Now he has returned home to Pity Me from Peru, which he has called home for 14 years, for a month to raise money for his own charity, The Peru Mission, based in Washington.
The organisation works to alleviate extreme poverty in Iquitos where the War on Drugs, trafficking of women and children, and gang violence are all rife. The Peru Mission, which needs around £40,000 a year to exist, gets most of its money from here in the North East. The charity implements food kitchens and classrooms, and gives young people opportunities to pursue sport and education.
Joe’s work, then, does not sound too different to what he was doing as a priest. All that’s changed, he says, is who he works with.
He now teams up with the police and local government while still working with the Church in Iquitos. Last year, he worked with the British embassy to stop a ring of eight men trafficking women from the town to Lima, Peru’s capital.
“My faith certainly hasn’t wavered,” says Joe. “It’s changed in that I feel I’m called to work in different areas of society. My faith in God and the fact I know God is accompanying the work we are doing is stronger than ever.”
Now the honorary British consul in Iquitos, Joe sees the dangers of the rife local sex trade first hand. Along with a group of Peruvian nuns, he works with a girls’ orphanage to save young women from being preyed on by men and pushed into a life of prostitution.
In spite of himself, he admits he felt a sense of relief when he found out he would be having a son after seeing just how hard life for women out there can be.
“This sounds awful, but I felt so relieved when we found out Jose was a boy,” he says. “As a girl there are so many societal messages in Peru; if you’re a girl you don’t aspire to very much, you have to set the table for your brothers and help mum with the cooking.
“I hadn’t thought it through rationally but I just thought ‘thank God’. I would want my daughter to have the best possible opportunities and feel like she can do anything she wants to do.”
Around 80 girls are housed in the orphanage and receive an education and Christian teaching from the nuns which they would not have access to otherwise. Many come from grinding urban poverty and broken family homes.
Last year, Joe and the nuns set up a bakery in the orphanage, rather biblically named the Bread of Life, to give the girls training in running a business.
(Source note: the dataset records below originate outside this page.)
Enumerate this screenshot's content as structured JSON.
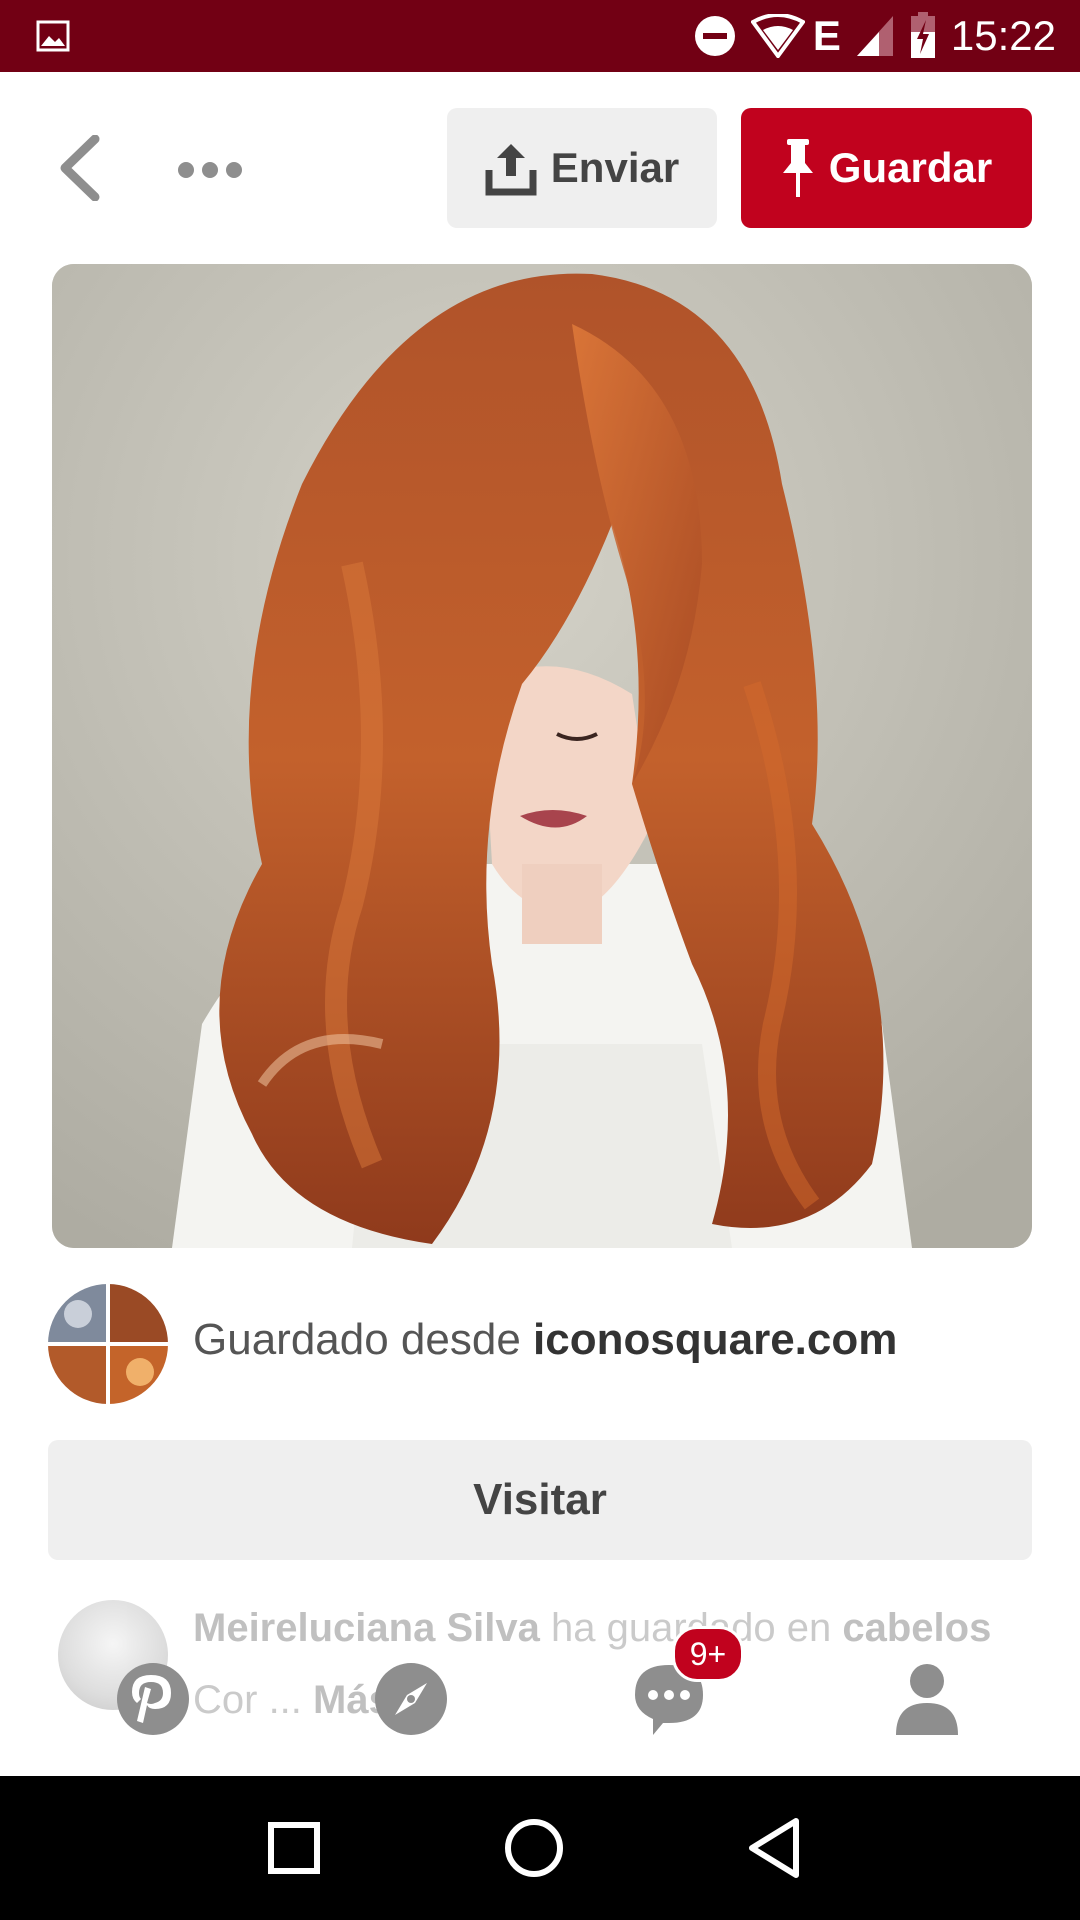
{
  "status_bar": {
    "time": "15:22",
    "network_type": "E",
    "icons": [
      "gallery-icon",
      "do-not-disturb-icon",
      "wifi-icon",
      "signal-icon",
      "battery-charging-icon"
    ]
  },
  "toolbar": {
    "back_icon": "chevron-left-icon",
    "more_icon": "more-horizontal-icon",
    "send_label": "Enviar",
    "save_label": "Guardar"
  },
  "pin": {
    "image_alt": "Woman with long copper-red wavy hair",
    "saved_from_prefix": "Guardado desde",
    "saved_from_domain": "iconosquare.com",
    "visit_label": "Visitar"
  },
  "activity": {
    "user": "Meireluciana Silva",
    "action": "ha guardado en",
    "board": "cabelos",
    "board_cont": "Cor ...",
    "more_label": "Más"
  },
  "bottom_nav": {
    "items": [
      "home-icon",
      "explore-icon",
      "messages-icon",
      "profile-icon"
    ],
    "messages_badge": "9+"
  },
  "system_nav": [
    "recents-icon",
    "home-circle-icon",
    "back-triangle-icon"
  ],
  "colors": {
    "brand_red": "#c1021e",
    "status_bar": "#720014",
    "button_gray": "#efefef"
  }
}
The young women bake around 5,000 buns a day, pay the bills and budget for the staff.
“The bakery idea is a Christian symbolism but it really comes from wholesomeness and nourishment,” says Joe. “It comes from wanting the girls to have a talent and to run a business enterprise in the future.
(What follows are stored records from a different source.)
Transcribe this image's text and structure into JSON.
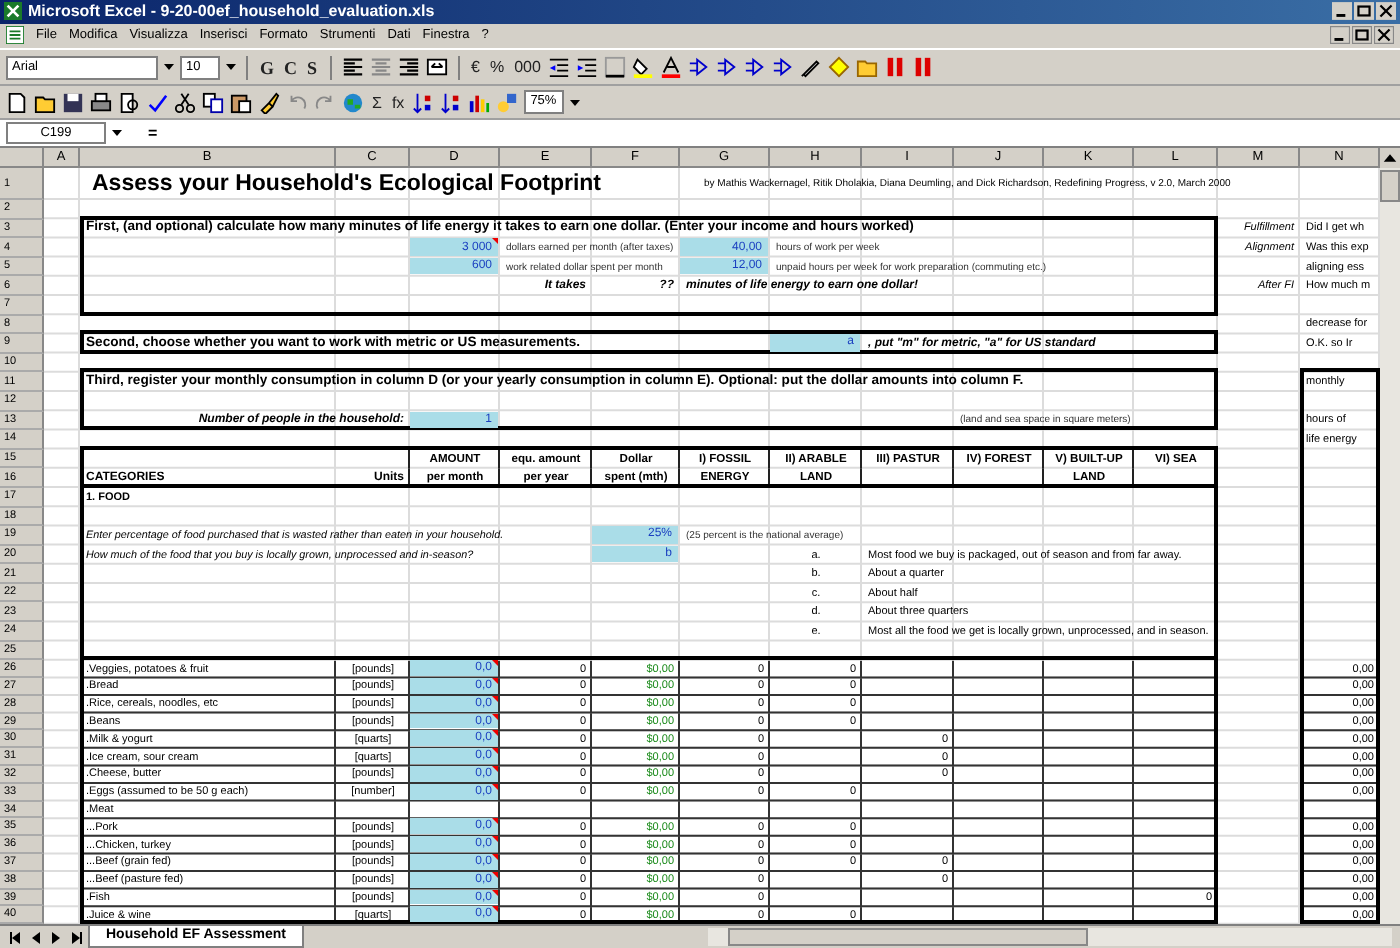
{
  "window": {
    "title": "Microsoft Excel - 9-20-00ef_household_evaluation.xls"
  },
  "menu": [
    "File",
    "Modifica",
    "Visualizza",
    "Inserisci",
    "Formato",
    "Strumenti",
    "Dati",
    "Finestra",
    "?"
  ],
  "format_toolbar": {
    "font": "Arial",
    "size": "10",
    "styles": [
      "G",
      "C",
      "S"
    ],
    "symbols": [
      "€",
      "%",
      "000"
    ]
  },
  "standard_toolbar": {
    "symbols": [
      "Σ",
      "fx"
    ],
    "zoom": "75%"
  },
  "formula_bar": {
    "name_box": "C199",
    "formula": "="
  },
  "sheet": {
    "columns": [
      "A",
      "B",
      "C",
      "D",
      "E",
      "F",
      "G",
      "H",
      "I",
      "J",
      "K",
      "L",
      "M",
      "N"
    ],
    "rows": [
      {
        "number": "1",
        "kind": "plain",
        "cells": {
          "B": {
            "kind": "title",
            "text": "Assess your Household's Ecological Footprint"
          },
          "G": {
            "kind": "byline",
            "text": "by Mathis Wackernagel, Ritik Dholakia, Diana Deumling, and Dick Richardson, Redefining Progress, v 2.0, March 2000"
          }
        }
      },
      {
        "number": "2",
        "kind": "plain"
      },
      {
        "number": "3",
        "kind": "plain",
        "cells": {
          "B": {
            "kind": "section",
            "text": "First, (and optional) calculate how many minutes of life energy it takes to earn one dollar. (Enter your income and hours worked)"
          },
          "M": {
            "kind": "aspect",
            "text": "Fulfillment"
          },
          "N": {
            "kind": "side",
            "text": "Did I get wh"
          }
        }
      },
      {
        "number": "4",
        "kind": "plain",
        "cells": {
          "D": {
            "kind": "input",
            "text": "3 000",
            "comment": true
          },
          "E": {
            "kind": "note",
            "text": "dollars earned per month (after taxes)"
          },
          "G": {
            "kind": "input",
            "text": "40,00"
          },
          "H": {
            "kind": "note",
            "text": "hours of work per week"
          },
          "M": {
            "kind": "aspect",
            "text": "Alignment"
          },
          "N": {
            "kind": "side",
            "text": "Was this exp"
          }
        }
      },
      {
        "number": "5",
        "kind": "plain",
        "cells": {
          "D": {
            "kind": "input",
            "text": "600"
          },
          "E": {
            "kind": "note",
            "text": "work related dollar spent per month"
          },
          "G": {
            "kind": "input",
            "text": "12,00"
          },
          "H": {
            "kind": "note",
            "text": "unpaid hours per week for work preparation (commuting etc.)"
          },
          "N": {
            "kind": "side",
            "text": "aligning ess"
          }
        }
      },
      {
        "number": "6",
        "kind": "plain",
        "cells": {
          "E": {
            "kind": "prompt",
            "text": "It takes"
          },
          "F": {
            "kind": "prompt",
            "text": "??"
          },
          "G": {
            "kind": "statement",
            "text": "minutes of life energy to earn one dollar!"
          },
          "M": {
            "kind": "aspect",
            "text": "After FI"
          },
          "N": {
            "kind": "side",
            "text": "How much m"
          }
        }
      },
      {
        "number": "7",
        "kind": "plain"
      },
      {
        "number": "8",
        "kind": "plain",
        "cells": {
          "N": {
            "kind": "side",
            "text": "decrease for"
          }
        }
      },
      {
        "number": "9",
        "kind": "plain",
        "cells": {
          "B": {
            "kind": "section",
            "text": "Second, choose whether you want to work with metric or US measurements."
          },
          "H": {
            "kind": "input",
            "text": "a"
          },
          "I": {
            "kind": "statement",
            "text": ", put \"m\" for metric, \"a\" for US standard"
          },
          "N": {
            "kind": "side",
            "text": "O.K. so Ir"
          }
        }
      },
      {
        "number": "10",
        "kind": "plain"
      },
      {
        "number": "11",
        "kind": "plain",
        "cells": {
          "B": {
            "kind": "section",
            "text": "Third, register your monthly consumption in column D (or your yearly consumption in column E). Optional: put the dollar amounts into column F."
          },
          "N": {
            "kind": "side",
            "text": "monthly"
          }
        }
      },
      {
        "number": "12",
        "kind": "plain"
      },
      {
        "number": "13",
        "kind": "plain",
        "cells": {
          "B": {
            "kind": "prompt",
            "text": "Number of people in the household:"
          },
          "D": {
            "kind": "input",
            "text": "1"
          },
          "J": {
            "kind": "note",
            "text": "(land and sea space in square meters)"
          },
          "N": {
            "kind": "side",
            "text": "hours of"
          }
        }
      },
      {
        "number": "14",
        "kind": "plain",
        "cells": {
          "N": {
            "kind": "side",
            "text": "life energy"
          }
        }
      },
      {
        "number": "15",
        "kind": "header",
        "cells": {
          "D": {
            "kind": "header",
            "text": "AMOUNT"
          },
          "E": {
            "kind": "header",
            "text": "equ. amount"
          },
          "F": {
            "kind": "header",
            "text": "Dollar"
          },
          "G": {
            "kind": "header",
            "text": "I) FOSSIL"
          },
          "H": {
            "kind": "header",
            "text": "II) ARABLE"
          },
          "I": {
            "kind": "header",
            "text": "III) PASTUR"
          },
          "J": {
            "kind": "header",
            "text": "IV) FOREST"
          },
          "K": {
            "kind": "header",
            "text": "V) BUILT-UP"
          },
          "L": {
            "kind": "header",
            "text": "VI) SEA"
          }
        }
      },
      {
        "number": "16",
        "kind": "header",
        "cells": {
          "B": {
            "kind": "label",
            "text": "CATEGORIES"
          },
          "C": {
            "kind": "caption",
            "text": "Units"
          },
          "D": {
            "kind": "header",
            "text": "per month"
          },
          "E": {
            "kind": "header",
            "text": "per year"
          },
          "F": {
            "kind": "header",
            "text": "spent (mth)"
          },
          "G": {
            "kind": "header",
            "text": "ENERGY"
          },
          "H": {
            "kind": "header",
            "text": "LAND"
          },
          "K": {
            "kind": "header",
            "text": "LAND"
          }
        }
      },
      {
        "number": "17",
        "kind": "plain",
        "cells": {
          "B": {
            "kind": "category",
            "text": "1. FOOD"
          }
        }
      },
      {
        "number": "18",
        "kind": "plain"
      },
      {
        "number": "19",
        "kind": "plain",
        "cells": {
          "B": {
            "kind": "question",
            "text": "Enter percentage of food purchased that is wasted rather than eaten in your household."
          },
          "F": {
            "kind": "input",
            "text": "25%"
          },
          "G": {
            "kind": "note",
            "text": "(25 percent is the national average)"
          }
        }
      },
      {
        "number": "20",
        "kind": "plain",
        "cells": {
          "B": {
            "kind": "question",
            "text": "How much of the food that you buy is locally grown, unprocessed and in-season?"
          },
          "F": {
            "kind": "input",
            "text": "b"
          },
          "H": {
            "kind": "letter",
            "text": "a."
          },
          "I": {
            "kind": "option",
            "text": "Most food we buy is packaged, out of season and from far away."
          }
        }
      },
      {
        "number": "21",
        "kind": "plain",
        "cells": {
          "H": {
            "kind": "letter",
            "text": "b."
          },
          "I": {
            "kind": "option",
            "text": "About a quarter"
          }
        }
      },
      {
        "number": "22",
        "kind": "plain",
        "cells": {
          "H": {
            "kind": "letter",
            "text": "c."
          },
          "I": {
            "kind": "option",
            "text": "About half"
          }
        }
      },
      {
        "number": "23",
        "kind": "plain",
        "cells": {
          "H": {
            "kind": "letter",
            "text": "d."
          },
          "I": {
            "kind": "option",
            "text": "About three quarters"
          }
        }
      },
      {
        "number": "24",
        "kind": "plain",
        "cells": {
          "H": {
            "kind": "letter",
            "text": "e."
          },
          "I": {
            "kind": "option",
            "text": "Most all the food we get is locally grown, unprocessed, and in season."
          }
        }
      },
      {
        "number": "25",
        "kind": "plain"
      },
      {
        "number": "26",
        "kind": "table",
        "cells": {
          "B": {
            "kind": "item",
            "text": ".Veggies, potatoes & fruit"
          },
          "C": {
            "kind": "unit",
            "text": "[pounds]"
          },
          "D": {
            "kind": "input",
            "text": "0,0",
            "comment": true
          },
          "E": {
            "kind": "number",
            "text": "0"
          },
          "F": {
            "kind": "money",
            "text": "$0,00"
          },
          "G": {
            "kind": "number",
            "text": "0"
          },
          "H": {
            "kind": "number",
            "text": "0"
          },
          "N": {
            "kind": "number",
            "text": "0,00"
          }
        }
      },
      {
        "number": "27",
        "kind": "table",
        "cells": {
          "B": {
            "kind": "item",
            "text": ".Bread"
          },
          "C": {
            "kind": "unit",
            "text": "[pounds]"
          },
          "D": {
            "kind": "input",
            "text": "0,0",
            "comment": true
          },
          "E": {
            "kind": "number",
            "text": "0"
          },
          "F": {
            "kind": "money",
            "text": "$0,00"
          },
          "G": {
            "kind": "number",
            "text": "0"
          },
          "H": {
            "kind": "number",
            "text": "0"
          },
          "N": {
            "kind": "number",
            "text": "0,00"
          }
        }
      },
      {
        "number": "28",
        "kind": "table",
        "cells": {
          "B": {
            "kind": "item",
            "text": ".Rice, cereals, noodles, etc"
          },
          "C": {
            "kind": "unit",
            "text": "[pounds]"
          },
          "D": {
            "kind": "input",
            "text": "0,0",
            "comment": true
          },
          "E": {
            "kind": "number",
            "text": "0"
          },
          "F": {
            "kind": "money",
            "text": "$0,00"
          },
          "G": {
            "kind": "number",
            "text": "0"
          },
          "H": {
            "kind": "number",
            "text": "0"
          },
          "N": {
            "kind": "number",
            "text": "0,00"
          }
        }
      },
      {
        "number": "29",
        "kind": "table",
        "cells": {
          "B": {
            "kind": "item",
            "text": ".Beans"
          },
          "C": {
            "kind": "unit",
            "text": "[pounds]"
          },
          "D": {
            "kind": "input",
            "text": "0,0",
            "comment": true
          },
          "E": {
            "kind": "number",
            "text": "0"
          },
          "F": {
            "kind": "money",
            "text": "$0,00"
          },
          "G": {
            "kind": "number",
            "text": "0"
          },
          "H": {
            "kind": "number",
            "text": "0"
          },
          "N": {
            "kind": "number",
            "text": "0,00"
          }
        }
      },
      {
        "number": "30",
        "kind": "table",
        "cells": {
          "B": {
            "kind": "item",
            "text": ".Milk & yogurt"
          },
          "C": {
            "kind": "unit",
            "text": "[quarts]"
          },
          "D": {
            "kind": "input",
            "text": "0,0",
            "comment": true
          },
          "E": {
            "kind": "number",
            "text": "0"
          },
          "F": {
            "kind": "money",
            "text": "$0,00"
          },
          "G": {
            "kind": "number",
            "text": "0"
          },
          "I": {
            "kind": "number",
            "text": "0"
          },
          "N": {
            "kind": "number",
            "text": "0,00"
          }
        }
      },
      {
        "number": "31",
        "kind": "table",
        "cells": {
          "B": {
            "kind": "item",
            "text": ".Ice cream, sour cream"
          },
          "C": {
            "kind": "unit",
            "text": "[quarts]"
          },
          "D": {
            "kind": "input",
            "text": "0,0",
            "comment": true
          },
          "E": {
            "kind": "number",
            "text": "0"
          },
          "F": {
            "kind": "money",
            "text": "$0,00"
          },
          "G": {
            "kind": "number",
            "text": "0"
          },
          "I": {
            "kind": "number",
            "text": "0"
          },
          "N": {
            "kind": "number",
            "text": "0,00"
          }
        }
      },
      {
        "number": "32",
        "kind": "table",
        "cells": {
          "B": {
            "kind": "item",
            "text": ".Cheese, butter"
          },
          "C": {
            "kind": "unit",
            "text": "[pounds]"
          },
          "D": {
            "kind": "input",
            "text": "0,0",
            "comment": true
          },
          "E": {
            "kind": "number",
            "text": "0"
          },
          "F": {
            "kind": "money",
            "text": "$0,00"
          },
          "G": {
            "kind": "number",
            "text": "0"
          },
          "I": {
            "kind": "number",
            "text": "0"
          },
          "N": {
            "kind": "number",
            "text": "0,00"
          }
        }
      },
      {
        "number": "33",
        "kind": "table",
        "cells": {
          "B": {
            "kind": "item",
            "text": ".Eggs (assumed to be 50 g each)"
          },
          "C": {
            "kind": "unit",
            "text": "[number]"
          },
          "D": {
            "kind": "input",
            "text": "0,0",
            "comment": true
          },
          "E": {
            "kind": "number",
            "text": "0"
          },
          "F": {
            "kind": "money",
            "text": "$0,00"
          },
          "G": {
            "kind": "number",
            "text": "0"
          },
          "H": {
            "kind": "number",
            "text": "0"
          },
          "N": {
            "kind": "number",
            "text": "0,00"
          }
        }
      },
      {
        "number": "34",
        "kind": "table",
        "cells": {
          "B": {
            "kind": "item",
            "text": ".Meat"
          }
        }
      },
      {
        "number": "35",
        "kind": "table",
        "cells": {
          "B": {
            "kind": "item",
            "text": "...Pork"
          },
          "C": {
            "kind": "unit",
            "text": "[pounds]"
          },
          "D": {
            "kind": "input",
            "text": "0,0",
            "comment": true
          },
          "E": {
            "kind": "number",
            "text": "0"
          },
          "F": {
            "kind": "money",
            "text": "$0,00"
          },
          "G": {
            "kind": "number",
            "text": "0"
          },
          "H": {
            "kind": "number",
            "text": "0"
          },
          "N": {
            "kind": "number",
            "text": "0,00"
          }
        }
      },
      {
        "number": "36",
        "kind": "table",
        "cells": {
          "B": {
            "kind": "item",
            "text": "...Chicken, turkey"
          },
          "C": {
            "kind": "unit",
            "text": "[pounds]"
          },
          "D": {
            "kind": "input",
            "text": "0,0",
            "comment": true
          },
          "E": {
            "kind": "number",
            "text": "0"
          },
          "F": {
            "kind": "money",
            "text": "$0,00"
          },
          "G": {
            "kind": "number",
            "text": "0"
          },
          "H": {
            "kind": "number",
            "text": "0"
          },
          "N": {
            "kind": "number",
            "text": "0,00"
          }
        }
      },
      {
        "number": "37",
        "kind": "table",
        "cells": {
          "B": {
            "kind": "item",
            "text": "...Beef (grain fed)"
          },
          "C": {
            "kind": "unit",
            "text": "[pounds]"
          },
          "D": {
            "kind": "input",
            "text": "0,0",
            "comment": true
          },
          "E": {
            "kind": "number",
            "text": "0"
          },
          "F": {
            "kind": "money",
            "text": "$0,00"
          },
          "G": {
            "kind": "number",
            "text": "0"
          },
          "H": {
            "kind": "number",
            "text": "0"
          },
          "I": {
            "kind": "number",
            "text": "0"
          },
          "N": {
            "kind": "number",
            "text": "0,00"
          }
        }
      },
      {
        "number": "38",
        "kind": "table",
        "cells": {
          "B": {
            "kind": "item",
            "text": "...Beef (pasture fed)"
          },
          "C": {
            "kind": "unit",
            "text": "[pounds]"
          },
          "D": {
            "kind": "input",
            "text": "0,0",
            "comment": true
          },
          "E": {
            "kind": "number",
            "text": "0"
          },
          "F": {
            "kind": "money",
            "text": "$0,00"
          },
          "G": {
            "kind": "number",
            "text": "0"
          },
          "I": {
            "kind": "number",
            "text": "0"
          },
          "N": {
            "kind": "number",
            "text": "0,00"
          }
        }
      },
      {
        "number": "39",
        "kind": "table",
        "cells": {
          "B": {
            "kind": "item",
            "text": ".Fish"
          },
          "C": {
            "kind": "unit",
            "text": "[pounds]"
          },
          "D": {
            "kind": "input",
            "text": "0,0",
            "comment": true
          },
          "E": {
            "kind": "number",
            "text": "0"
          },
          "F": {
            "kind": "money",
            "text": "$0,00"
          },
          "G": {
            "kind": "number",
            "text": "0"
          },
          "L": {
            "kind": "number",
            "text": "0"
          },
          "N": {
            "kind": "number",
            "text": "0,00"
          }
        }
      },
      {
        "number": "40",
        "kind": "table",
        "cells": {
          "B": {
            "kind": "item",
            "text": ".Juice & wine"
          },
          "C": {
            "kind": "unit",
            "text": "[quarts]"
          },
          "D": {
            "kind": "input",
            "text": "0,0",
            "comment": true
          },
          "E": {
            "kind": "number",
            "text": "0"
          },
          "F": {
            "kind": "money",
            "text": "$0,00"
          },
          "G": {
            "kind": "number",
            "text": "0"
          },
          "H": {
            "kind": "number",
            "text": "0"
          },
          "N": {
            "kind": "number",
            "text": "0,00"
          }
        }
      }
    ]
  },
  "sheet_tabs": [
    {
      "label": "Household EF Assessment",
      "selected": true
    }
  ]
}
“The orphanage is there to give them the message that they don’t have to conform to those gender roles that are so confined in Latin American society. They can forge their own path for themselves. It’s all about teaching the girls their own self worth.”
But after almost two decades in Peru, Joe admits it might be time for him to come home with Joseph and Gina to give his son the best opportunities in life.
“I’ve realised that there are lots of valuable things about British culture,” he says. “We have an NHS and an education service, human rights are respected.
“I find life in South America more and more glaringly corrupt the more I reflect on it. Coming back here realigns my value system. When you’re living there all the time, bribery and corruption is part of the culture. That can affect your own values.”
But he will forever be dedicated to his work in Peru, where he has earned him the trust and respect of local police chiefs, judges and residents.
“I feel very much called to work with people to get them to see that you don’t have to be corrupt to get on in life. I think there is a huge need for people in the west who show a concern for justice and human rights.
“There are lots of needs here in Durham but there are people trained for those specific needs. My specific talents and strengths are for working where I am.
“It’s tiring and you’re chipping away all the time, but it’s very rewarding.”